Fu in quel momento che mi trovai al bivio a cui tutti prima o poi si trovano nella loro vita: dire una verità che non verrà mai accettata oppure scegliere se dire un’enorme bugia a mia madre, la donna che mi aveva messa al mondo e che mi amava più di ogni altra cosa al mondo. Visto come erano andate le cose, decisi che la bugia non avrebbe fatto del male a nessuno e che la verità non sarebbe mai venuta fuori.

«Certo, mamma

 

 

23 dicembre 1997, ore 15.30

 

Mi sedetti sul piccolo tavolo del suo camerino e accavallai le gambe, come a lui piaceva tanto. Roger iniziò a giocherellare con il pass che penzolava dal mio collo e mi fece un sorriso sornione, sapendo perfettamente e volendo farmi intendere come sarebbe finito quel gioco. In quell’occasione non avrebbe potuto sbagliarsi di più.

Per un attimo i suoi occhi si soffermarono sulle lettere scritte sul pezzo di carta plastificata, forse per il cinico scherzo di volermi chiamare per cognome con fare formale in un contesto che sarebbe stato tutto tranne che formale… e qualcosa andò storto.

«Ti chiami Staffell?» domandò con un sopracciglio inarcato e un’aria francamente preoccupata.

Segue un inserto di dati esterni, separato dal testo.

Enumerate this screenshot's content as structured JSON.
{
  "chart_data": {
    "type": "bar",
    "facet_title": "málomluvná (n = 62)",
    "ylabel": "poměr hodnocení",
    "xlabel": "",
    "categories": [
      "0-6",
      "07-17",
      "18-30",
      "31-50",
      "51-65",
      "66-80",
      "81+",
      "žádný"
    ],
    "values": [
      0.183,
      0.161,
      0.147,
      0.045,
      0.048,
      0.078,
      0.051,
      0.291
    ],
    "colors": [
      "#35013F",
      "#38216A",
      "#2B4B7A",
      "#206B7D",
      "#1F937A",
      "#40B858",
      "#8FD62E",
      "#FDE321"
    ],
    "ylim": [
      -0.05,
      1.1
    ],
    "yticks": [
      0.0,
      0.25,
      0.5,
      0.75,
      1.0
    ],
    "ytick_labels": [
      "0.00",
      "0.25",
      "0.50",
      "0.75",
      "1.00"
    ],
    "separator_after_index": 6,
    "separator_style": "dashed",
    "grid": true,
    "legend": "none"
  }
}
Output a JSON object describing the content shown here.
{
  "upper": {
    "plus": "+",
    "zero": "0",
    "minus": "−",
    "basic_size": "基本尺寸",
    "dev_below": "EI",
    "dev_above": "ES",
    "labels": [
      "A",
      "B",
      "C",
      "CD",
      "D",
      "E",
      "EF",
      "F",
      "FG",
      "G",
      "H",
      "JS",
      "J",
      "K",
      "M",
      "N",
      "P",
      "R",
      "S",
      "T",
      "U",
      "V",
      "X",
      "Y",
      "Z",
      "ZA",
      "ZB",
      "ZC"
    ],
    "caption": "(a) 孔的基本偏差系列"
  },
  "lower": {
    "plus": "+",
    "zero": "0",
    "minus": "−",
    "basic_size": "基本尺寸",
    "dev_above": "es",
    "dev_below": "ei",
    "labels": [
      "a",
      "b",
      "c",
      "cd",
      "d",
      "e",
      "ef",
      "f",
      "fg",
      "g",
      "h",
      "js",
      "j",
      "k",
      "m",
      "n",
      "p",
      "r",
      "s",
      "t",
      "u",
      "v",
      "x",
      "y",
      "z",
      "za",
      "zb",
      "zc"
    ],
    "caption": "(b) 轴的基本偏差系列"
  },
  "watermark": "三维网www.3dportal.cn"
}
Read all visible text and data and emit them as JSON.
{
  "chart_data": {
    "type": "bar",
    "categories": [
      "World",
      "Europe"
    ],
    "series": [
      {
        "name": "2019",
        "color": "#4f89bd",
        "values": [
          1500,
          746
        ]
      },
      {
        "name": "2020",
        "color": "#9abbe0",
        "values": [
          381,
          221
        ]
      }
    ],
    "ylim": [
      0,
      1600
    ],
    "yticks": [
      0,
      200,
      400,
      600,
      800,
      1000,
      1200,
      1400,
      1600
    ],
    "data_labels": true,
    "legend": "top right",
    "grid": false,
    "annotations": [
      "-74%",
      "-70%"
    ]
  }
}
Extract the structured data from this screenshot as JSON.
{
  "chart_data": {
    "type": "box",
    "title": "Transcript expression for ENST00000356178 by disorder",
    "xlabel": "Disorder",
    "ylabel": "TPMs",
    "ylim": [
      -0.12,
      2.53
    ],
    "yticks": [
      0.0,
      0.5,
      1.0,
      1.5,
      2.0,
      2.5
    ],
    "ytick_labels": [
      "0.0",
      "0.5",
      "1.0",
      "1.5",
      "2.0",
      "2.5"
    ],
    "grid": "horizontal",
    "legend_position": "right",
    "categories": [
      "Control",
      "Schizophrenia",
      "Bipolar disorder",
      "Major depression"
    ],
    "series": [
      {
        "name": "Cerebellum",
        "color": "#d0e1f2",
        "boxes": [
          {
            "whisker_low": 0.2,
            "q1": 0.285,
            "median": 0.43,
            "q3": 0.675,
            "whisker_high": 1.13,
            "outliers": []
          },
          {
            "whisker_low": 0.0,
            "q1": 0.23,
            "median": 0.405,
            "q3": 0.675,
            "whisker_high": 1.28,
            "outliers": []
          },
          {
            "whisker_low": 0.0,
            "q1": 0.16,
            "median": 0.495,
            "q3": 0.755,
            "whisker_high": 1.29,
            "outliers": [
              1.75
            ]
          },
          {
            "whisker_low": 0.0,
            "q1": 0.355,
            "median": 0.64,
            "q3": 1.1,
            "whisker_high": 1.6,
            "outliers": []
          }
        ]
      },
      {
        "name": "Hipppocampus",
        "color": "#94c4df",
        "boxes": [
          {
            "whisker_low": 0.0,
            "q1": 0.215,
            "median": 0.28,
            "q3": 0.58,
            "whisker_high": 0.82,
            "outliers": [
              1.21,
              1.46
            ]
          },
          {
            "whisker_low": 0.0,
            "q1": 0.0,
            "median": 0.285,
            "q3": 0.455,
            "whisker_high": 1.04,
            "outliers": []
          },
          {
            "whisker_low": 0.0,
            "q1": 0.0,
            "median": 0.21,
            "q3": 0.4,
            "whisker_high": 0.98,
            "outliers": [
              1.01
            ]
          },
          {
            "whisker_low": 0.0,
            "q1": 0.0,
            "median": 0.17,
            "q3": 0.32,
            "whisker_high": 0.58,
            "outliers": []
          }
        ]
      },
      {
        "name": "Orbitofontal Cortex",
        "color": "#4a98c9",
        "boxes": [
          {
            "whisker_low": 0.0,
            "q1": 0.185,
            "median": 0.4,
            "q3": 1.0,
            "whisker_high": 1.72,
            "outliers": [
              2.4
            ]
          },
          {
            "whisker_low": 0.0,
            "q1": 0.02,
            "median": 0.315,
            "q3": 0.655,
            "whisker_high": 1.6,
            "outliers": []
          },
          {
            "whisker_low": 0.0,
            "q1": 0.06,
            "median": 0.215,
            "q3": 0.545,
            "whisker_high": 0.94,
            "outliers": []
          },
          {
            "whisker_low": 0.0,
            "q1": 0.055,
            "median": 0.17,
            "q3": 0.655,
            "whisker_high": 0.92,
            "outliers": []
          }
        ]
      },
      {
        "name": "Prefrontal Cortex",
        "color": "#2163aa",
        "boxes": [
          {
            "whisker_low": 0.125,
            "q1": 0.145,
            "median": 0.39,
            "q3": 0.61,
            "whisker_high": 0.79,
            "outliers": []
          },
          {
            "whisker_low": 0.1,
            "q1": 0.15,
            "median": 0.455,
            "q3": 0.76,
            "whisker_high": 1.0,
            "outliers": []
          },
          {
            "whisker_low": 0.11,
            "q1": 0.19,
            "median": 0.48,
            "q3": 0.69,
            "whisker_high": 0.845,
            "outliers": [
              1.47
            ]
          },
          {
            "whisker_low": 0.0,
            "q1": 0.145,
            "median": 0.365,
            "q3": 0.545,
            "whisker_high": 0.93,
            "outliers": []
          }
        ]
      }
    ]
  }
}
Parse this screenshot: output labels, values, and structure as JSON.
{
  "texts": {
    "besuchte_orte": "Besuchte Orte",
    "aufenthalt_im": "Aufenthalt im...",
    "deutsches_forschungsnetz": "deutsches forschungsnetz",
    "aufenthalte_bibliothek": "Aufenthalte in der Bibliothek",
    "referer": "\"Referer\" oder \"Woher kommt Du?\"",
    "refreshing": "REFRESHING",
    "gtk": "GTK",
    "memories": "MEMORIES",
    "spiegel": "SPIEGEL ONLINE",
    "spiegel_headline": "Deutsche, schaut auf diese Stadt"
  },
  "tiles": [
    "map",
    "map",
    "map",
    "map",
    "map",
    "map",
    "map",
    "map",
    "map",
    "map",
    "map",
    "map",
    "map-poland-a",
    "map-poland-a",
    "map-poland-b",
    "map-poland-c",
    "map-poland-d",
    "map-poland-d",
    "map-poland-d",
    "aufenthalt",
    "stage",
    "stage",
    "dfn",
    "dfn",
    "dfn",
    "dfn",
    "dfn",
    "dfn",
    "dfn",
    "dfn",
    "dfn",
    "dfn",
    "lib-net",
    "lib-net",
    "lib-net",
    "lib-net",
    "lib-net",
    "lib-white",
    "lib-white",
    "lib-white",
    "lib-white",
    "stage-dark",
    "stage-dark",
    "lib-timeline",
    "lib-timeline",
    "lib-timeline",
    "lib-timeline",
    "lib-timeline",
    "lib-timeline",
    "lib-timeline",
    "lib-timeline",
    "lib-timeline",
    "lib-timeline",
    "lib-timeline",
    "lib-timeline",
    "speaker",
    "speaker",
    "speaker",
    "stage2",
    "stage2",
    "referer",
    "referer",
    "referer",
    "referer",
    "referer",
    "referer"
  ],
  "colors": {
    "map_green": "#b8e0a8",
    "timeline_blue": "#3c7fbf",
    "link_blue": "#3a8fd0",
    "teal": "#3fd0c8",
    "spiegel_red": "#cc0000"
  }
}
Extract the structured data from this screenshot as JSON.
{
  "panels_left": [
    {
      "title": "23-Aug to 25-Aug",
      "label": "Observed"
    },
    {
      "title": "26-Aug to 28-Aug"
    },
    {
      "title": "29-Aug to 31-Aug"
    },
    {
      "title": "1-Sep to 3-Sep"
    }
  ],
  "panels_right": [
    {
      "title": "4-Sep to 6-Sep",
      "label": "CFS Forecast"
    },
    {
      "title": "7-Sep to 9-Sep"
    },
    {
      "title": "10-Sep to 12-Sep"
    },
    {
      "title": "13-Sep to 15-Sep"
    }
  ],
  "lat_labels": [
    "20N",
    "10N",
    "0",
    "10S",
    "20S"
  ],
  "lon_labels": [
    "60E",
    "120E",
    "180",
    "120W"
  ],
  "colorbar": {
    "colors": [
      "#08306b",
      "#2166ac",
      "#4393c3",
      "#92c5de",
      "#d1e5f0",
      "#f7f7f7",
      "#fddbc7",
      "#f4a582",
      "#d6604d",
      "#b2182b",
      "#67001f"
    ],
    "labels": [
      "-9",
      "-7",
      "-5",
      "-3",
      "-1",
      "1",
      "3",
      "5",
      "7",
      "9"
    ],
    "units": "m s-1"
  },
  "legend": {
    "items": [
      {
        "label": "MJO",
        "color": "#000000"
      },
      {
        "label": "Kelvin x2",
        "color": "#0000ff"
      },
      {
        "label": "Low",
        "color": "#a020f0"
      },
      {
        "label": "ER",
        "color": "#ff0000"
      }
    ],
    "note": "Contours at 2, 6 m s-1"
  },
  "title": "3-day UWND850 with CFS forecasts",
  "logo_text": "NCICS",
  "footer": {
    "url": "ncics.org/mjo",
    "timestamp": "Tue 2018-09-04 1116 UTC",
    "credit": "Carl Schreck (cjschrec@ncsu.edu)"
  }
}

«Mi fa piacere che se ti avessi messo nelle referenze del mio curriculum e ti avessero chiesto impressioni su di me non avresti avuto la più pallida idea di chi fossi…» borbottai, piuttosto ferita da quella domanda.

«Hai presente Giulietta e Romeo? Non è il nome che cambia i sentimenti. Non è che sei parente di Tim e Dorothy?»

Mi sentii morire perché sapevo che mio padre, Tim Staffell, per ragioni all’epoca sconosciute, odiava Roger Taylor più di quanto mia madre odiasse sentir parlare di aborti.

«Sono i miei genitori.» confessai, preoccupata da ciò che quello avrebbe comportato.

«Oh mio Dio.» furono le uniche parole che disse che mi piacquero, anche se non preludevano a niente di buono. Quelle che seguirono, infatti, furono una vera e propria coltellata. «Devi andartene, non puoi essere la mia assistente, non posso più vederti. Mi dispiace.»

 

Ed è per questo che, tutto sommato, dire a mia madre che il nostro rapporto era, o meglio, era stato strettamente professionale, non fu una grossa bugia.